Après une carrière de 25 ans dans l’informatique et l’électronique, j’ai effectué ma transition de genre à 52 ans, vendu mon entreprise informatique et me suis lancée dans une carrière de conférencière professionnelle spécialisée dans l’EDI et l’inclusion LGBTQ+.
Dans quels secteurs, domaines ou industries avez-vous axé votre carrière ?
Je travaille avec les « pros du capital humain » tous secteurs confondus – ce sont les équipes de RH, EDI, formation & développement, développement organisationnel et acquisition de talents avec lesquelles je collabore le mieux.
Pourquoi tant d’entreprises peinent-elles à faire des RH une priorité ? Quelles sont les erreurs courantes commises par les entreprises ?
Du point de vue de l’EDI, c’est souvent perçu comme une charge plutôt qu’un investissement. Les expériences positives naissent de l’engagement et du travail actif. Se contenter d’être dans la posture sans agir, voilà le vrai problème.
En général, c’est le manque d’investissement dans la formation et le développement des strates managériales qui vient miner les meilleures intentions.

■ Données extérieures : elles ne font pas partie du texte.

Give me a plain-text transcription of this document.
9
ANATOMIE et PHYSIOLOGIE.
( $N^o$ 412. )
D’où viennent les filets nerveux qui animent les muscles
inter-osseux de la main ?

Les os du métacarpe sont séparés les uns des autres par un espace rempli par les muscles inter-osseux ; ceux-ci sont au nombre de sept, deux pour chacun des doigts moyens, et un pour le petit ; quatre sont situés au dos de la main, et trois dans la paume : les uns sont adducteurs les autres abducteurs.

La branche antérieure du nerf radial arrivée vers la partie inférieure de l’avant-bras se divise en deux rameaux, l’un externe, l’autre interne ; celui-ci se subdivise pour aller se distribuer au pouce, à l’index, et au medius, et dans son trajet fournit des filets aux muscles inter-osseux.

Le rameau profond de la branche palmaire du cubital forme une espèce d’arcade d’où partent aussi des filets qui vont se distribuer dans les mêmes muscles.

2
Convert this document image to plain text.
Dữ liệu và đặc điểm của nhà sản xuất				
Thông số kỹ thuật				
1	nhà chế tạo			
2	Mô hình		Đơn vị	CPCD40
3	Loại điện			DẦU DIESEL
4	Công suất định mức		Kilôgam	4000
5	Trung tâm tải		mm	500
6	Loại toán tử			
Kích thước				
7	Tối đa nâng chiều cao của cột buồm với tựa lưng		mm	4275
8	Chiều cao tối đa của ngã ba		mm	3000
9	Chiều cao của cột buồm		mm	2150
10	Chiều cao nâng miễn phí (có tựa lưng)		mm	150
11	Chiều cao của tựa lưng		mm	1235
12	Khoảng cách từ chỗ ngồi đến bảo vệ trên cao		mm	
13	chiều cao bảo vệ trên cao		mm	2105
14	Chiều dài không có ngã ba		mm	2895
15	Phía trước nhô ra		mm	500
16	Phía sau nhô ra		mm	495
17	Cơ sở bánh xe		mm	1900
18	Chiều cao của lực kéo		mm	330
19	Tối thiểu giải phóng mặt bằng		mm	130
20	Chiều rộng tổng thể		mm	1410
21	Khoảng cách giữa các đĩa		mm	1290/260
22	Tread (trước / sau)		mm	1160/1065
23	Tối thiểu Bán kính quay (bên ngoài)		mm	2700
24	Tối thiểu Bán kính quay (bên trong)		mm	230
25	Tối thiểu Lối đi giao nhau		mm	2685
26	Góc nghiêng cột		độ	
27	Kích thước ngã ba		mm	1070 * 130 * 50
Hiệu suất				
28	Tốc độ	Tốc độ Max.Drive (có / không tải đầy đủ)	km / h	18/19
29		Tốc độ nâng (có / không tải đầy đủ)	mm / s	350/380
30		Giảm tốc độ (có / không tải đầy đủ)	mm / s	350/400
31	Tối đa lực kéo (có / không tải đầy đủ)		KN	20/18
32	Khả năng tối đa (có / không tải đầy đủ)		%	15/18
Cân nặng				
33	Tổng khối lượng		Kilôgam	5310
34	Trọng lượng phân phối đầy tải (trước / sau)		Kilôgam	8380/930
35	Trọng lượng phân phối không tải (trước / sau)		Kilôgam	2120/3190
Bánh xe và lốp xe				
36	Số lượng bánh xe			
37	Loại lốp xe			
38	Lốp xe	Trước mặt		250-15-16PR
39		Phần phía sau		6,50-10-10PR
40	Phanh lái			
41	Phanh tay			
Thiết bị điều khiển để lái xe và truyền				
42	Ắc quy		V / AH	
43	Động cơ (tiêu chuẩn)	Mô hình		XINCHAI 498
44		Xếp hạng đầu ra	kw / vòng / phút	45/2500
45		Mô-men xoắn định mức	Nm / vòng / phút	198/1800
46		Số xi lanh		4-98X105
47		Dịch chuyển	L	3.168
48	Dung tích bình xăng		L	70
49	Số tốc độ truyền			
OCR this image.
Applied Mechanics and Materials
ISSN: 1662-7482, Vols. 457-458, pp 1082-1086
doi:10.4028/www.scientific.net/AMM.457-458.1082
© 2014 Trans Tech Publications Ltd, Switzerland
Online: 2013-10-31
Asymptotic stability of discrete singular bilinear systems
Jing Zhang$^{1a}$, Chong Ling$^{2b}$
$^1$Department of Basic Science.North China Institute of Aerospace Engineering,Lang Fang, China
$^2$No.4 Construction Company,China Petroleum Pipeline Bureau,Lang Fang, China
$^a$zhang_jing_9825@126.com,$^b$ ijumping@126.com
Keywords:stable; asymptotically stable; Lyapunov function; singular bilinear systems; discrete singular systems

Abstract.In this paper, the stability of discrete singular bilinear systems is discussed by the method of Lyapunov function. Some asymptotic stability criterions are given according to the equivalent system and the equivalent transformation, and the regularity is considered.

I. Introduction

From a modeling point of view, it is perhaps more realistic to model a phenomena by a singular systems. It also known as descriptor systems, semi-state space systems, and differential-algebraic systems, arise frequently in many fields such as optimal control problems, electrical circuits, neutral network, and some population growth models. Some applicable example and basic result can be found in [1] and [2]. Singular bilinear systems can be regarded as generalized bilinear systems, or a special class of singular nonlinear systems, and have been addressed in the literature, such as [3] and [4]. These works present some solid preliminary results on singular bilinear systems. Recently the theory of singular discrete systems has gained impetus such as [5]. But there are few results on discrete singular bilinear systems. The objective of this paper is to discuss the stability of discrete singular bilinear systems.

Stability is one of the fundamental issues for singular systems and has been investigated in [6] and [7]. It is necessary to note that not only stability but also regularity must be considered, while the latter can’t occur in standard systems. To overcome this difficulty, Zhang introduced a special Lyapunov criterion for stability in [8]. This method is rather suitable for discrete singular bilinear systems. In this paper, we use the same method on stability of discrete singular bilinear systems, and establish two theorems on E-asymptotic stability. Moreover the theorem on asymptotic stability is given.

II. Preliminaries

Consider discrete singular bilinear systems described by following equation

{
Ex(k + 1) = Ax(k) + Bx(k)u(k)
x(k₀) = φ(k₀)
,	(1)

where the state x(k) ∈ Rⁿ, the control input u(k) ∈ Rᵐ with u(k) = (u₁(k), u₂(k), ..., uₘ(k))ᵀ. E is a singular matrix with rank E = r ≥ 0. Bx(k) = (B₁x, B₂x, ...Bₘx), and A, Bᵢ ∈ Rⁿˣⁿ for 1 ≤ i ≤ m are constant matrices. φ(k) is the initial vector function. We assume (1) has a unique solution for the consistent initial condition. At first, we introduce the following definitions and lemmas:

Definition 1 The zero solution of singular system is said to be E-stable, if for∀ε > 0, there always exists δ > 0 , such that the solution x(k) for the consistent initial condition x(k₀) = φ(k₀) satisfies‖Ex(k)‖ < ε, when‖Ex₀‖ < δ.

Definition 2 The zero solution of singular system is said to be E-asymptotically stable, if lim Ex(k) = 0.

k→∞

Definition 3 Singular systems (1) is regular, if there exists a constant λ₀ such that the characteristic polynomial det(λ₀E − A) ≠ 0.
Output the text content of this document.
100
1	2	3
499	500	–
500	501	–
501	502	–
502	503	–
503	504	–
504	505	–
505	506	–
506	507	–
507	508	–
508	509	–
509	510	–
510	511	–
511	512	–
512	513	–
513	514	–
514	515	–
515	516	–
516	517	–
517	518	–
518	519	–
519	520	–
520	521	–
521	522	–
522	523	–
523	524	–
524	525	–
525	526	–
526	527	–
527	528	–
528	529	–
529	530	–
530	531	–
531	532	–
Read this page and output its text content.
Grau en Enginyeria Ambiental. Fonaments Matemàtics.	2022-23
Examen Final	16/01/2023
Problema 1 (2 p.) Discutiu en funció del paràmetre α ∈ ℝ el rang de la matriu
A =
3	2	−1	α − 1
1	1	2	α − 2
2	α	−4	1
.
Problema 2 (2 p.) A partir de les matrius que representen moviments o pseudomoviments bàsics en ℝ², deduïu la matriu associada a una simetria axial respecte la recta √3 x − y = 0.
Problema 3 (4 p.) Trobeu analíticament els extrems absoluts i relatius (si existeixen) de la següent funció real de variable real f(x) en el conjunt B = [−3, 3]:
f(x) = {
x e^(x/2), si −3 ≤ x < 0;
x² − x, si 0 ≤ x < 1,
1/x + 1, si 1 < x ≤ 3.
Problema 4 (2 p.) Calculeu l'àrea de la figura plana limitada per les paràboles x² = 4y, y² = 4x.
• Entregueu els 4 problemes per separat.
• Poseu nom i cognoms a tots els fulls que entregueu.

Vous êtes sélectionné·e pour prononcer un discours d’ouverture lors d’une grande conférence sur les RH et le leadership. Quel sujet allez-vous aborder et quels points principaux évoquerez-vous ?
Ce serait forcément « Le pouvoir du sentiment d’appartenance » – encourager les leaders présents à comprendre qu’ils doivent aller au-delà de la diversité et de l’inclusion en repensant la culture et l’implication pour générer des expériences humaines positives – ou alors « Trouver le ‘Pourquoi’ de votre démarche D&I » – beaucoup de gens ne comprennent pas vraiment l’importance personnelle et organisationnelle. Quand ils le comprennent, c’est une vraie révélation !
Avez-vous déjà constaté, de première main, des impacts de l’IA sur la pratique des RH ou des opérations humaines ? Quels impacts anticipez-vous dans les prochaines années ?
Pas encore, trop d’organisations jouent la carte de la prudence et ferment leur périmètre numérique. C’est un réflexe temporaire et inutile – tout comme lorsqu’elles ont tenté, en vain, de bloquer les réseaux sociaux au travail avant d’en voir la valeur ajoutée.
Nous verrons l’IA venir compléter et soutenir les humains pendant un temps, puis peu à peu, les tâches routinières ou répétitives impliquant de grandes quantités de données seront prises en charge par l’IA.
Les plateformes SaaS et les systèmes intégreront de plus en plus l’IA, tout comme les suites bureautiques de productivité, il sera difficile d’y échapper – adoptez-la dès maintenant !
Quelles compétences vous ont été les plus utiles dans votre parcours ?
Apprentissage autonome, adaptabilité, honnêteté, vulnérabilité, résilience, empathie, écoute et l’excellence dans ce que je fais.
Quel est le meilleur conseil que vous donneriez à une personne qui débute dans les opérations humaines ou qui entame une transition depuis une discipline connexe comme les RH ou le développement organisationnel ?
Les gens veulent voir les autres réussir. Ayez foi en la bonté humaine – ne perdez pas votre temps à surveiller ou microgérer. Développez un style d’accompagnement et de mentorat, écoutez beaucoup, parlez moins !
Quand avez-vous entendu parler pour la première fois des opérations humaines comme discipline ? Comment l’avez-vous vue évoluer ou changer depuis ?
Ce n’était pas sur mon radar, c’est devenu une voie après avoir changé de carrière et d’état d’esprit – j’en parle plutôt que d’en faire partie.